The book is all about learning to stand up for what’s right – doing the right thing, but it makes no claims to provide easy solutions or quick fixes. As with the previous book reviewed, mental health – in this case, alcoholism, is dealt with carefully – it’s a long road, and there are no certainties.
Saying that, the ending is also uplifting – friendships are nurtured and thrive, food can be an equalizer, and forgiveness can be healing.
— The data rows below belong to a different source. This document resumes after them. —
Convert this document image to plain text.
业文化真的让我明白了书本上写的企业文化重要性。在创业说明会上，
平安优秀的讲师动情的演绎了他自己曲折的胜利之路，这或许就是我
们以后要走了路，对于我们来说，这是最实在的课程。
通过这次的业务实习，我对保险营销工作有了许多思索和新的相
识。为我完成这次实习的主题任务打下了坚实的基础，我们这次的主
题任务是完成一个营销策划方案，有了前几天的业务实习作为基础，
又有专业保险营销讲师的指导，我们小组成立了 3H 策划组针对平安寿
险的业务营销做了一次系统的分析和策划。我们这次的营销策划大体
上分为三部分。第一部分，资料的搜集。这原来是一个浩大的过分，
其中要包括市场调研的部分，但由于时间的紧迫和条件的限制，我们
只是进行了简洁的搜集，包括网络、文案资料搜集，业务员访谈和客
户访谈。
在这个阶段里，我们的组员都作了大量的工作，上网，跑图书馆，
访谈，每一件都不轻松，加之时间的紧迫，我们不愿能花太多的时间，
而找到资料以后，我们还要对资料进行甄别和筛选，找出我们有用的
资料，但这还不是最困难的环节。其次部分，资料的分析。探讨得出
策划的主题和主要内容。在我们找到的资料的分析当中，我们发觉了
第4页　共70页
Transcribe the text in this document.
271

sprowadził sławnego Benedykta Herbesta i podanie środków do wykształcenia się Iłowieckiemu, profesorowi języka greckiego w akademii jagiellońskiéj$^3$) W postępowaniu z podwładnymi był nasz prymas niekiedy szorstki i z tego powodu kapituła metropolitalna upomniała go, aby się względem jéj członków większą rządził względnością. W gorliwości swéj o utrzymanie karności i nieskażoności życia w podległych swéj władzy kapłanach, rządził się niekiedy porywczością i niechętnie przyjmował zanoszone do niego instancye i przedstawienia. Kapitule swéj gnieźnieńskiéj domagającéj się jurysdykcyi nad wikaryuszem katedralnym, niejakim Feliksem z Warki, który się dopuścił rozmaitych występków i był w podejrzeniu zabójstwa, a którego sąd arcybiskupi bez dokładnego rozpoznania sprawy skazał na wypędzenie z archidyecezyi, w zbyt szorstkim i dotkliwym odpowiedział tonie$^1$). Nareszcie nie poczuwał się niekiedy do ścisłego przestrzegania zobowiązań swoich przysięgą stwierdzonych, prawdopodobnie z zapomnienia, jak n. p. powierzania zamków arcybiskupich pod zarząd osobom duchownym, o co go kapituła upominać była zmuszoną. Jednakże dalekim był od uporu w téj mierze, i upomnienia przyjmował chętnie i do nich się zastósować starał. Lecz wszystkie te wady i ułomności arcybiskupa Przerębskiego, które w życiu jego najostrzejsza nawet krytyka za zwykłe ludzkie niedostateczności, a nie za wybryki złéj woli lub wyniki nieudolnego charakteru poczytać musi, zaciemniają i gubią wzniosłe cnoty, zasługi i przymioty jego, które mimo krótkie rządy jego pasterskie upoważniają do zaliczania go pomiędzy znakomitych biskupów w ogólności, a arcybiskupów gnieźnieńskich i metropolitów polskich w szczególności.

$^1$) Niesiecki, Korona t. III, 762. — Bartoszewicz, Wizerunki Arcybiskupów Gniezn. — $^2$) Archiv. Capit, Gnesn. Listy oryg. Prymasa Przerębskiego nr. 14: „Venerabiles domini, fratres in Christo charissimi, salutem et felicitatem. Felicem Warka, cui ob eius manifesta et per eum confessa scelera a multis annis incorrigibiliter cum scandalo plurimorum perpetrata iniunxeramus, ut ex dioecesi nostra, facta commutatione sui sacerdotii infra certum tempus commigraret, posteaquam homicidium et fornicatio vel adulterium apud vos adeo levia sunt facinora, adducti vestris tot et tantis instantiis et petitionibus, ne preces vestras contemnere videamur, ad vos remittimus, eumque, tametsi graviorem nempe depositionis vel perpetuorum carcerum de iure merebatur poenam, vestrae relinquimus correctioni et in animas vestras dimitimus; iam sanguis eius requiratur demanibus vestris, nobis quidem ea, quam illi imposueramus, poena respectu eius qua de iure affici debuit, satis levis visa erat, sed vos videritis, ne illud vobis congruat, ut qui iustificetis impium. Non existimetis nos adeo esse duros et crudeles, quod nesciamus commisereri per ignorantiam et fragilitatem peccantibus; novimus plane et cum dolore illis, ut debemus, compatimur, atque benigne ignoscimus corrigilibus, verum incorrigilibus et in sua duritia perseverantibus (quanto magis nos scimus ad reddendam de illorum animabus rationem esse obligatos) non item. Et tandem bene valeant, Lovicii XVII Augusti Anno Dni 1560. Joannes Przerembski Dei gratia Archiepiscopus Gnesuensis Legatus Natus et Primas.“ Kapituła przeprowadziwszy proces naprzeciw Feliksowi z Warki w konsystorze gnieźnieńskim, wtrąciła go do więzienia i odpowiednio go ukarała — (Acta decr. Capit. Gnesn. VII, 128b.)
In the same way that A Library of Lemons toyed with darkness and light, this is sweet and sour – the joy that can come from finding a hobby/skill in the baking, the joy of sharing food with friends and family, and the sweetness of nostalgia for their mother in a more positive light, but also the sourness of doing the wrong thing, bullying, getting into trouble and not knowing how to get out of it. Age 12+ years. You can purchase it here.
Sweet Pizza by G R Gemin
For younger readers, with bite-size chapters, is the tale of Joe, a young boy growing up in Bryn Mawr, South Wales. Joe’s mother runs a café, inherited from her father and his parents – who were Italian migrants before the Second World War. The café is failing to make money, and the book follows Joe’s attempts to discover his Italian heritage and make the café great again.
As with the other books featured, food plays a strong role in this book, with Joe’s fascination with learning to cook, the other youths’ addiction to the unhealthy ‘chicken box’ takeaways over the road, and Joe’s cousin Mimi who visits from Italy, and seasons the town with her good looks, but also her belief in fresh ingredients, healthy eating and the healing power of a good meal.
The tone of this novel is hard to pin down – it’s written so starkly, so matter-of-fact and mainly through dialogue, and yet somehow Joe’s feelings do shine through. For this age group the sparseness of the language works quite well, and moves the plot along quickly, although personally I would have preferred some rounding of the parental figures’ characters and a little more detail and description, but saying that, this is an important book for the following reasons.
The backbone of the novel comes from Joe’s grandfather. During the course of the book he suffers a stroke and is hospitalised, but his recordings of his memories of wartime Wales are played as a backdrop throughout the story, and the warmth flows mainly from these recollections.
Joe learns, as does the reader, not only the facts about Italian migrants in Wales during the war – the terrible cost when they were interned during the war, but ultimately the kindness of the community that surrounded the immigrants in Wales.
The gradual realisation that history can teach us something, that having a thriving immigrant community can lend so much colour and vibrancy to a town, and that the kindness of a community can see people through hard times, is a valuable lesson to both Joe and young readers. It’s an interesting study to compare immigrant experiences then and now, and debate the meaning of patriotism, migrants, heritage, and community.
Gemin weaves food and taste throughout his book – from the Italian food to the Polish supermarket across the road, and the coming together at family mealtimes as well as the community (Joe interacts with bus drivers, the doctor’s receptionist, and a whole host of other figures who make up his town). There are also some well-handled incidences in which Joe’s mum is worried about her son’s weight, and steers him away from the greasy takeaways.
An infusion of opera and its stories pervades the text too, and the mouth-watering descriptions of the coffee aroma and bubbling tomato sauces leave the reader lusting after their own home-made Italian meal. Bravissimo. Age 8+ years. You can buy it here.